On October 27, 2008, Sammon sent an email to colleagues highlighting what he described as "Obama's references to socialism, liberalism, Marxism and Marxists" in his 1995 autobiography Dreams From My Father. Shortly after sending the email, Sammon -- then the network's Washington deputy managing editor -- appeared on two Fox News programs  to discuss his research and also wrote a FoxNews.com piece about Obama's "affinity to Marxists" that was disseminated throughout the conservative blogosphere. 

From: Sammon, Bill
Sent: Monday, October 27, 2008 1:02 PM
To: 069 -Politics; 169 -SPECIAL REPORT; 030 -Root (FoxNews.Com)
Subject: fyi: Obama's references to socialism, liberalism, Marxism and Marxists in his autobiography, "Dreams from My Father." Plus a couple of his many self-described "racial obsessions"...

* "To avoid being mistaken for a sellout, I chose my friends carefully. The more politically active black students. The foreign students. The Chicanos.  The Marxist professors and structural feminists." (Obama writing about his time at Occidental College in "Dreams.") 

* After his sophomore year, Obama transferred to Columbia University.
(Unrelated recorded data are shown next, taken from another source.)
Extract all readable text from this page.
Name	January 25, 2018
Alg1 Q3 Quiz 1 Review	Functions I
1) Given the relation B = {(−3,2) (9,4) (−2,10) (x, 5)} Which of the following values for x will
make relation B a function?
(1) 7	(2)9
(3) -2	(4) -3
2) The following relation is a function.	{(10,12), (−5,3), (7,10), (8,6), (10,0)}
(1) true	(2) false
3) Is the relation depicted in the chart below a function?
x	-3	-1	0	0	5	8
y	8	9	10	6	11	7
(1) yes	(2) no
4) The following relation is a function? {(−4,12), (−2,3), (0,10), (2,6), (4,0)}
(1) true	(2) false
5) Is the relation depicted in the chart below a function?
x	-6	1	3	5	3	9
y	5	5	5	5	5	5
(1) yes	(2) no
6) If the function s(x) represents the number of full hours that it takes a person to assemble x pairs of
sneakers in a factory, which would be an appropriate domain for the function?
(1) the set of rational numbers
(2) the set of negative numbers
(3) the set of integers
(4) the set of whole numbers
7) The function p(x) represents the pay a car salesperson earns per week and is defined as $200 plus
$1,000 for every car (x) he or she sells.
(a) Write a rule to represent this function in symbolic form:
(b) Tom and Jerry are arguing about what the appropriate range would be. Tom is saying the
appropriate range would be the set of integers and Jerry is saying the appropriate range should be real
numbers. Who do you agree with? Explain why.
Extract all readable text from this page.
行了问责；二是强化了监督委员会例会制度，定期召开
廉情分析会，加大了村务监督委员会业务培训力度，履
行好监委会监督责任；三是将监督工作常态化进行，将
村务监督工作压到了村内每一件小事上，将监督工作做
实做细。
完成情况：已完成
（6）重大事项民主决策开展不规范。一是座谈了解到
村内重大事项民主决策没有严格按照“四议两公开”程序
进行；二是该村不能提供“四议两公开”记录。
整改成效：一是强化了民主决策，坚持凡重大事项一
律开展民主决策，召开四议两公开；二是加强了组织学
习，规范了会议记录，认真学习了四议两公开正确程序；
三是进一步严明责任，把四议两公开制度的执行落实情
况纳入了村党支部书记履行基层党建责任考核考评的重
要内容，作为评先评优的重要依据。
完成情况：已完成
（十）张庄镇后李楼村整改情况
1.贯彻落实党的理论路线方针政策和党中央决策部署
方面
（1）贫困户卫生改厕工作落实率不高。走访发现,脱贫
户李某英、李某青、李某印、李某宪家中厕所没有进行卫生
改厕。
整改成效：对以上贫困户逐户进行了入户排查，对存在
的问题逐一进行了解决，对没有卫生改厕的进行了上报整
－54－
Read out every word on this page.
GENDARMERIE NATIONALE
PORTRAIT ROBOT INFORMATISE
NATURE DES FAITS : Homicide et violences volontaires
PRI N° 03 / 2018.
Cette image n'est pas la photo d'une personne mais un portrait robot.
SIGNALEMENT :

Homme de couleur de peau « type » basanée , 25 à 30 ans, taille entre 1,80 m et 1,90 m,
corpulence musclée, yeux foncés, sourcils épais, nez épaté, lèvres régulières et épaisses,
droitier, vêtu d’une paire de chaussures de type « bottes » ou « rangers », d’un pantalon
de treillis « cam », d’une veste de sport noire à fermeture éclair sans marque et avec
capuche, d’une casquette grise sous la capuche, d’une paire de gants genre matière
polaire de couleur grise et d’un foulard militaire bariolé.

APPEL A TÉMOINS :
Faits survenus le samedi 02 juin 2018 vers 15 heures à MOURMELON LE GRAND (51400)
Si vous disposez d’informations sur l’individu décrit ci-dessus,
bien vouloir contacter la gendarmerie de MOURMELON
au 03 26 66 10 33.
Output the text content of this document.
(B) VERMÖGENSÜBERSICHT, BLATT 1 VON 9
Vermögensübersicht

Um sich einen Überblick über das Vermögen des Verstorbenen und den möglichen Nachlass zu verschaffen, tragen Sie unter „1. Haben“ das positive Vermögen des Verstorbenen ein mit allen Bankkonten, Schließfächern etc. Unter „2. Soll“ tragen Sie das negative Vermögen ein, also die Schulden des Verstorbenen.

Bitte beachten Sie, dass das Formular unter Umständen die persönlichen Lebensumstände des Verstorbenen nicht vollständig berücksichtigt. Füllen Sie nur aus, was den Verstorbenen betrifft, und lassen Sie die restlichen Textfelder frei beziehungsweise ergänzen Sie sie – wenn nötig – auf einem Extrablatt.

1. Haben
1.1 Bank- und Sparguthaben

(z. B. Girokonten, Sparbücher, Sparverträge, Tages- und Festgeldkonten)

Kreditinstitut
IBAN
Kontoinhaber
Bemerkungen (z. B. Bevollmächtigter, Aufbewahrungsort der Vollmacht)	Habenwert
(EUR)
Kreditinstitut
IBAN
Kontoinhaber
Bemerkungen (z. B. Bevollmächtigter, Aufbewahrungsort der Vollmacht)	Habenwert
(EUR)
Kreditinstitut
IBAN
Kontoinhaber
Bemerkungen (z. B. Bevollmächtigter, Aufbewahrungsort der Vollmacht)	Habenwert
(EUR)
He lived on Manhattan's Upper East Side, venturing to the East Village for "the socialist conferences I sometimes attended at Cooper Union," he recalled, adding: "Much of what I absorbed from the sixties was filtered through my mother, who to the end of her life would proudly proclaim herself  an unreconstructed liberal."

* After graduating from Columbia in 1983, Obama spent a year working for a consulting firm and then went to work for "a Ralph Nader offshoot" in Harlem. "In search of some inspiration, I went to hear Kwame Toure, formerly Stokely Carmichael of SNCC and Black Panther fame, speak at Columbia. At the entrance to the auditorium, two women, one black, one Asian,  were selling Marxist literature."

During this period, according to Obama, he began a serious romantic relationship.

* " There was a woman in New York that I loved. She was white," Obama wrote in "Dreams." "We saw each other for almost a year. On the weekends, mostly. Sometimes in her apartment, sometimes in mine. You know how you can fall into your own private world? Just two people, hidden and warm. Your own language. Your own customs." But Obama said their relationship was doomed by the racial difference. "I pushed her away," he recalled. "The emotion between the races could never be pure; even love was tarnished by the desire to find in the other some element that was missing from ourselves. Whether we sought out our demons or salvation,  the other race would always remain just that: menacing, alien, and apart."

* In June 1985, Obama was interviewed in New York by Marty Kaufman, a community organizer from Chicago. Obama recalled:  "There was something about him that made me wary. A little too sure of himself, maybe. And white."

By that evening, the subject line of Sammon's email had been inserted -- word-for-word -- into show notes written in preparation for the next morning's  Fox & Friends, which featured an appearance by Sammon.

The information in Sammon's email wasn't exactly breaking news. He had already published essentially the same research about Obama's 1995 memoir a year earlier in his book  Meet the Next President. But Sammon, who has since been promoted to Washington managing editor, believed the "biased" media were failing to question Obama's purported links to radicals and socialism. Sammon also believed Sen. John McCain's campaign could gain momentum by capitalizing on those links.